It’s not usually a great idea for production code anymore, but for learning it’s fantastic.
Is lambda calculus or the PDP instructions set a closer match to which language?
> several better options these days
Every other option requires you to buy into some additional paradigm-of-the-day.
You can easily lose decades going down the wrong programming rabbit holes.
> You can easily lose decades going down the wrong programming rabbit holes
total rubbish.
Look at how much time we lost with OO. I am only recently coming to grips with how bad it is. C++ was the "thing you are interested in today" back then. And it wasn't well thought through.
What were people doing before Rust?
C is great.
> Why do you think the industry keep circling back on old stuff?
What does this even mean? Can you give some examples?
> Look at how much time we lost with OO
Okay, what do you mean by 'lost' because I find OO to be extremely useful (if used appropriately). Ditto functional, ditto logic.
Are you suggesting we should scrap all of these and just use code procedurally and nothing else? Because that would be a massive step backwards in my view, and I do have decades of experience so I can't understand why you're so negative about anything else but procedural. And maybe C++ was just a bad implementation in hindsight. But it took us a long way.

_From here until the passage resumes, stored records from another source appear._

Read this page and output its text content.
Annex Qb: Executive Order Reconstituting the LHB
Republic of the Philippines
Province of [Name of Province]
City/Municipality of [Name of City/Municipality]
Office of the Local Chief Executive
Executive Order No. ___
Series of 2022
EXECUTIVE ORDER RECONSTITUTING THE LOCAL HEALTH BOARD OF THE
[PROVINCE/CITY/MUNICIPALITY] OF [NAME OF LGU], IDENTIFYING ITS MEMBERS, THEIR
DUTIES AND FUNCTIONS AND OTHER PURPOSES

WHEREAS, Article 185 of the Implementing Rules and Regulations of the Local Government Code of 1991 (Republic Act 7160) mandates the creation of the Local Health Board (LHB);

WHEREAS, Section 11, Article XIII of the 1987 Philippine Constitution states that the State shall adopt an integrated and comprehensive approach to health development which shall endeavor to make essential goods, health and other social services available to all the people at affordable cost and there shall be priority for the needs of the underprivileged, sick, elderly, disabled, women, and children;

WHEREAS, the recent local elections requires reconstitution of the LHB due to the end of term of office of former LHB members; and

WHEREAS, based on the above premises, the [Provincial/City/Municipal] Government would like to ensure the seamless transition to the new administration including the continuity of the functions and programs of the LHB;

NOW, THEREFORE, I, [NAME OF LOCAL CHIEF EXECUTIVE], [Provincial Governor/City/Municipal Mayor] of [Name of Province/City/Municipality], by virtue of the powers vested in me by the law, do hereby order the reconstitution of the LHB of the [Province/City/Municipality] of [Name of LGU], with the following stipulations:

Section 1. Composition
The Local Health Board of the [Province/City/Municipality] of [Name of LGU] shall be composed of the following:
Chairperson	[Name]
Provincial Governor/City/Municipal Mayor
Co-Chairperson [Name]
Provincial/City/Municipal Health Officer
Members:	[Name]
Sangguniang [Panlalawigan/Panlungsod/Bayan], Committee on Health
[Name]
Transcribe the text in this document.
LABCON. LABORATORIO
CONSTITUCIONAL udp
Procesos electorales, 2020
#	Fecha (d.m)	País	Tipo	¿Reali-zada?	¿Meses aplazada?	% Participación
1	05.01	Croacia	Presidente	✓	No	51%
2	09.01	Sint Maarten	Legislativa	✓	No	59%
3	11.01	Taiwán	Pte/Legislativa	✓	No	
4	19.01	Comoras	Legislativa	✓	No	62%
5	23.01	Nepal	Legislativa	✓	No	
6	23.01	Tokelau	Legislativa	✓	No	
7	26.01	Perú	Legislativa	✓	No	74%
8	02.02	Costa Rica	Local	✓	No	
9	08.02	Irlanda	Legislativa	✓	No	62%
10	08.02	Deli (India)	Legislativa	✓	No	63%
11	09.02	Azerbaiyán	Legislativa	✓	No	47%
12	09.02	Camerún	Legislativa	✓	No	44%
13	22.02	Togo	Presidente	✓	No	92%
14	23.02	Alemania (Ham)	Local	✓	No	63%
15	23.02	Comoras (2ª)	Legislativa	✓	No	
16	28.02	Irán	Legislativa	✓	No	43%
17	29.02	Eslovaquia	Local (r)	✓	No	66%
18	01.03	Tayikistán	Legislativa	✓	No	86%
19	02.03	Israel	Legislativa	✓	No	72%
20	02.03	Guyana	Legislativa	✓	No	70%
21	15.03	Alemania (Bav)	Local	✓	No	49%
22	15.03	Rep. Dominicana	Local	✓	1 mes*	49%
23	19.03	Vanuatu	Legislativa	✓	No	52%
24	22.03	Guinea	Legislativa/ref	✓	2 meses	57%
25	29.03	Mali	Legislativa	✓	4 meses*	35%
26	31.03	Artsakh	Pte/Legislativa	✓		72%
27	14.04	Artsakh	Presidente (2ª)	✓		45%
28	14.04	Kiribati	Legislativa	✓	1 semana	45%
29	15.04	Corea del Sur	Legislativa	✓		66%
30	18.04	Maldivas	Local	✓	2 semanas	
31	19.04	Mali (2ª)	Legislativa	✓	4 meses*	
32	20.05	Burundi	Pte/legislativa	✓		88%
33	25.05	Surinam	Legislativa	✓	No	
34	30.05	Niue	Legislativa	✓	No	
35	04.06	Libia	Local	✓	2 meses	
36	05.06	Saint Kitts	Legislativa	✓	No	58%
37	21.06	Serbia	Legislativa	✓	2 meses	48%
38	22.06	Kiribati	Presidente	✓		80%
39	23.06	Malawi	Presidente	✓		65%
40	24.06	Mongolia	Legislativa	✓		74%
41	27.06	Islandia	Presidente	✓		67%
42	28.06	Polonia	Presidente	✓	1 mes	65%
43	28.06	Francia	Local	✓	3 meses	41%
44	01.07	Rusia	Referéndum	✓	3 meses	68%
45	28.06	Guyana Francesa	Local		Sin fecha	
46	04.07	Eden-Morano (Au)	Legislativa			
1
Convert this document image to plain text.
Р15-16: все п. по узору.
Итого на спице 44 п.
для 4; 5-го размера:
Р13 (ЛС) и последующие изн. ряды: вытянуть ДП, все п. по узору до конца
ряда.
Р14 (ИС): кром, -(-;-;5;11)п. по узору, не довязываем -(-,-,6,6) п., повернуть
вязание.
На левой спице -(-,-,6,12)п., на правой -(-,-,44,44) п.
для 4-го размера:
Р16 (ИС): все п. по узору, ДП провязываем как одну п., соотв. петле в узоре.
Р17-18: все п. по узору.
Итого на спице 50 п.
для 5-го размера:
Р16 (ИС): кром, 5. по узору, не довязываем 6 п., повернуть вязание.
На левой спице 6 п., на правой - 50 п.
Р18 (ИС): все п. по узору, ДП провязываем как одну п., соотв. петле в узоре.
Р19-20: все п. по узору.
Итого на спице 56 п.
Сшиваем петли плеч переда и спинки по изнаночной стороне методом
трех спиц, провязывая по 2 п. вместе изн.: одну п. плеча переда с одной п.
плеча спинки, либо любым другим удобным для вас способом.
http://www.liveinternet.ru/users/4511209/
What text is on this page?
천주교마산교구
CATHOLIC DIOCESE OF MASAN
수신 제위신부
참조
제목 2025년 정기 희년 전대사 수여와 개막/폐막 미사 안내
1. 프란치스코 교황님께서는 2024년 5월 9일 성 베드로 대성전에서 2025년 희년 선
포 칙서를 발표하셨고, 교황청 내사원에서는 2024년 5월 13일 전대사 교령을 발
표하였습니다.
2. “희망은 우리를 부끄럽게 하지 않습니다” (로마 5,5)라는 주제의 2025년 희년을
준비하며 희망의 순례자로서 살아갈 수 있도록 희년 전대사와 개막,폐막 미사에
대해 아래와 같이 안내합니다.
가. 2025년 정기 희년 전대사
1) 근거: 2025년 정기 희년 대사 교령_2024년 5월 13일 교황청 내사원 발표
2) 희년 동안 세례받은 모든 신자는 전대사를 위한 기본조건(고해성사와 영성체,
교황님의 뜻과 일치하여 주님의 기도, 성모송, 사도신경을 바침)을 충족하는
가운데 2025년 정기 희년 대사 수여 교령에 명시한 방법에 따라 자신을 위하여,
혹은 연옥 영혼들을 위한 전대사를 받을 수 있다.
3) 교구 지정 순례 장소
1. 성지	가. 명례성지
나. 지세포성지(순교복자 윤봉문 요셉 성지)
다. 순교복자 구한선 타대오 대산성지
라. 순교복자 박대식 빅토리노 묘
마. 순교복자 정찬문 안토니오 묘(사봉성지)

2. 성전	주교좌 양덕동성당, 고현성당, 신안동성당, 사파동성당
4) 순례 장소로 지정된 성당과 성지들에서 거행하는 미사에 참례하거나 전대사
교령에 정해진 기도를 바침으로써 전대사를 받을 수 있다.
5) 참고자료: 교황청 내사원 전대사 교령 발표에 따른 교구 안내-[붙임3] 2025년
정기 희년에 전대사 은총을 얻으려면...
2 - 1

There is a lot of good wisdom from the 60s, 70s, 80s that people forget and end up re-inventing. I don't think I'm the first person to make this comment.
> OO
It's very subjective I'll admit. But I don't like OO, and it took me along time to realize why. There are many people who feel the same way. The difficulty is in explaining it. Because you have to look at large systems, explore the evolution of these systems, and pluck enough examples where things don't work.
I can't learn from that.
You've given me nothing to work on, nothing to learn from, nothing I can even oppose because your objection is so nebulous. I can't even knock down your claims because you haven't really made any except "muh, OOP baaad". I haven't learnt anything, equally you haven't learnt anything... what was the bloody point in you saying anything at all?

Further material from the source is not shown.